By about 3:00 a.m., Brian had returned to the vicarage with a couple of ultra-sensitive microphones and several hundred yards of flex. He managed to position the microphones so that they could pick up the piano without being seen by prying eyes. Then all he had to do was run the flex back to the Rodent and bury it in the soft earth along the side of the footpath.
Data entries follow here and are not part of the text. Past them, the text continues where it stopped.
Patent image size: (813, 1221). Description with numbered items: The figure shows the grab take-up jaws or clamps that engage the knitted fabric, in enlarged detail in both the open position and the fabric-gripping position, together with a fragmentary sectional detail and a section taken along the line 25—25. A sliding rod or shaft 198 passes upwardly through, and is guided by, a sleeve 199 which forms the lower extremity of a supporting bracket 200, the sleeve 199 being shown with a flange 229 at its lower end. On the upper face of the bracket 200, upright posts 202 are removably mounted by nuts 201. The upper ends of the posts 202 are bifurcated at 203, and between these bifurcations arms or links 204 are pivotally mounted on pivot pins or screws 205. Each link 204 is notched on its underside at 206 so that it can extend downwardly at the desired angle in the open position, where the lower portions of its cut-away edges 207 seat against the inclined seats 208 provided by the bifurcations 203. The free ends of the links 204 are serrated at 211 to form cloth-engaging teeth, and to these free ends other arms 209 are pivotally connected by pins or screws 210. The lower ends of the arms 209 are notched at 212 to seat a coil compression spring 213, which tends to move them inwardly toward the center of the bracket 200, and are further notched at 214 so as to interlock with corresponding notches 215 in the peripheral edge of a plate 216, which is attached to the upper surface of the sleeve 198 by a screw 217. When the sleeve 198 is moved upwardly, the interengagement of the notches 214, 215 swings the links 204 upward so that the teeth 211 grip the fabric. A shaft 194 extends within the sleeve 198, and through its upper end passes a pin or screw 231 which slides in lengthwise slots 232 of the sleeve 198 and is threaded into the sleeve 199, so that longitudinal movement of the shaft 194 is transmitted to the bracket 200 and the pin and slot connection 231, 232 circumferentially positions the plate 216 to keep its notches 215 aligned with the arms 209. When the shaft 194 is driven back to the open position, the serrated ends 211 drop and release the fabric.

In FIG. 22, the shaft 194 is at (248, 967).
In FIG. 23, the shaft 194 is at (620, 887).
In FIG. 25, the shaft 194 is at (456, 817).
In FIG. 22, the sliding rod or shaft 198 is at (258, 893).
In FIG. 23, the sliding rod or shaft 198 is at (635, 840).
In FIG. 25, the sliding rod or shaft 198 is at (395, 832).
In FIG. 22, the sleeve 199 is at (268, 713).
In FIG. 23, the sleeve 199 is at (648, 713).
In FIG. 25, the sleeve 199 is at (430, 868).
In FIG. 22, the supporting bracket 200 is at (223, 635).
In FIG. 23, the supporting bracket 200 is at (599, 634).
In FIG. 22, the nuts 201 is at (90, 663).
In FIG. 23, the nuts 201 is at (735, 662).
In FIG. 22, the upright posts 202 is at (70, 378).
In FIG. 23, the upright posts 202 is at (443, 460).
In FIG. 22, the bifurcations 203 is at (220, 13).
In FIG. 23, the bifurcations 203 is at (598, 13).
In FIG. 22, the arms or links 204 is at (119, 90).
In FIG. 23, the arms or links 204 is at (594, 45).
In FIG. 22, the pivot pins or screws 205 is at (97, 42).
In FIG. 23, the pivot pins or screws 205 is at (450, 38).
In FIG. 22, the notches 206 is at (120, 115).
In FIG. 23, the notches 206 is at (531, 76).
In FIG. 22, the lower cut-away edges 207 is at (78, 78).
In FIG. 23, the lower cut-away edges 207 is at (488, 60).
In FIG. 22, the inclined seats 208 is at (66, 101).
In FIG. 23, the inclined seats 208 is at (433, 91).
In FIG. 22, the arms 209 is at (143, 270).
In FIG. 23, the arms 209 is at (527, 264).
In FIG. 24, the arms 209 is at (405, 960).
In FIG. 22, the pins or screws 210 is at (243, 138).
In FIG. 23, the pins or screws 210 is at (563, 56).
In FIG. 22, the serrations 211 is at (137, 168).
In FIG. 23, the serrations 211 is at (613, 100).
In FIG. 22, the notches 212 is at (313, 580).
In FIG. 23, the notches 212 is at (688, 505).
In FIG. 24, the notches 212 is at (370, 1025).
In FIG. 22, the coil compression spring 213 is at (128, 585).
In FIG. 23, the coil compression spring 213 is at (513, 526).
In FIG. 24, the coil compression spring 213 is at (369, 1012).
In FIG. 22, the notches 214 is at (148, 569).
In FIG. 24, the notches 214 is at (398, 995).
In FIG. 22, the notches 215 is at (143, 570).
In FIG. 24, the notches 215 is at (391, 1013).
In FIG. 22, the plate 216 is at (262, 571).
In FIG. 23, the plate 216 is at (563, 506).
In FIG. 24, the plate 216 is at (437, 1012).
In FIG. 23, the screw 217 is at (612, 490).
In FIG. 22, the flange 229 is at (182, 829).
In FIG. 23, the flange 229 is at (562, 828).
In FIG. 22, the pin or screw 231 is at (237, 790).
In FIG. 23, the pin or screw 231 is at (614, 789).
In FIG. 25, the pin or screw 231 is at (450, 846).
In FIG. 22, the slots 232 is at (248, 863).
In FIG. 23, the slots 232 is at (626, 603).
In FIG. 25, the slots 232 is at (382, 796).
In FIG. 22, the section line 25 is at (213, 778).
         By the time the early morning dusk was giving way to a semblance of sunrise, Brian was back at the Rodent washing the dirt off his hands and dusting down his tape recorder. He'd have to get something a bit better than this old heap of junk if his plan was to work, but it'd do for the time being. Within weeks, Brian had already amassed a small library of Henry's outpourings, the torrent of which showed no signs of abating. Meanwhile, Brian was using the edited and cleaned-up recordings as the background muzak for the Rodent. For the locals, it only meant that they couldn't listen to the Radio 1 hits any longer. But, for the out-of-towners passing through it was a manna from heaven.

         Within a couple months of starting his new scam, Brian was approached by a representative of a chain of public houses who wanted to use the same muzak for their pubs. "No probs," says our Brian, "As I'm the agent." Within the hour an arrangement is arrived at with the representative which leaves our Brian in a position to contemplate bigger and better things.